DD: We live in an age when anyone can be published instantly via social media, personal blogs, book reviews, etc. Explain, then the value, of a good editor?
MO: Good writing comes from good rewriting.
Some excellent writers develop a good internal editor and can self-edit, so most of the time they only need someone to look over their work and fix typos. They also need an honest person to probe them about thought-o’s, assumptions they’ve made or implications they haven’t thought of.
Most writers don’t have a good internal editor, so they need structural as well as line-by-line help. They especially need someone who will tell them what will move readers and what readers will skip.
People often think online writing is easier because the space constraints of a printed page aren’t a concern, but actually online writing should be more concise: Readers aren’t committed to continuing to read the same way they are when they’ve purchased a book or a magazine.
DD: Is there a distinctly “Christian” way you do your work? In other words, does your personal theology affect the practice of writing and editing?
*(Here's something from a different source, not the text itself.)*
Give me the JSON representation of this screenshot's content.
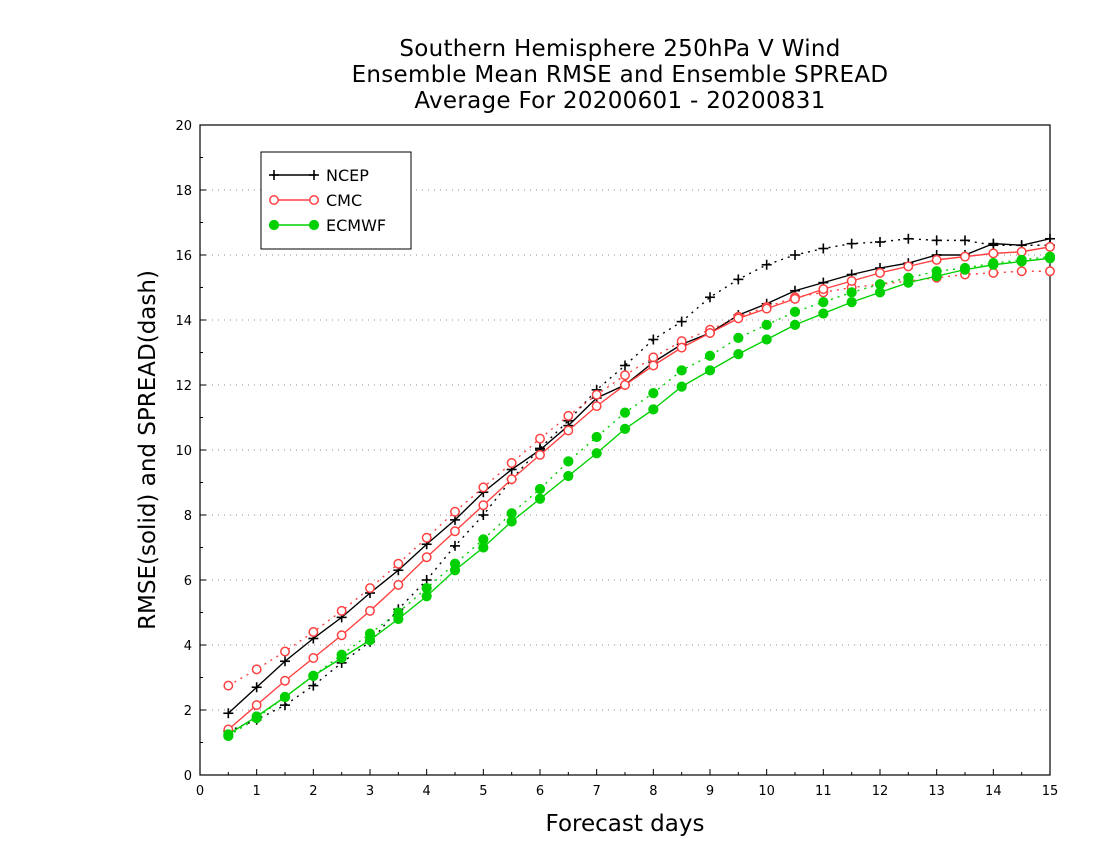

MO: Yes, Christianity heavily influences what I write about, how I approach the subject, and how I think about writing as partly self-expression but primarily a service to readers. That’s also true regarding editing: As a fallen and sinful person I err often, but I’m very conscious of the question, “Does this glorify God?” Sub-questions are then: Does this help people to approach a problem biblically? Does it introduce them to some interesting person, place, or thing that will help them to see the wonder of God’s creation?
DD: When you are making decisions about content to publish, how are you evaluating the writer, the piece, and the publication?
MO: The most important evaluation is of writers: Biblically grounded? Trustworthy? Then the piece: Does it move? Good description, good action, specific detail, human interest, low on the ladder of abstraction? Then the publication: World covers a little of almost everything, but we want to go deep on seven: Life issues, Education, Arts, Poverty-fighting, Family issues, Origins (intelligent design), and Religious liberty. For an acronym: LEAP FORward.
DD: Who are some of the formative writing influences that have shaped the way you go about your work?
MO: From the Bible: Genesis, I and II Kings, Daniel, Acts, Romans (Clear worldview, tight writing, action.)
People: Jacqueline Wollan, high school journalism teacher. Carl Kaufmann, extraordinary speechwriter for Du Pont Company executives. (I was the inexperienced underling.) Susan Olasky (my wife and best editor).
Authors: Whittaker Chambers, Leo Tolstoy
Columnists: Thomas Sowell, Peggy Noonan.
DD: What is one piece of advice you would like to give aspiring writers as they seek to get published?
MO: Don’t write about yourself, write about the fascinating world exterior to you, and keep trying to get published even if you get turn-downs: “If you don’t run, you can’t win.” (Chariots of Fire).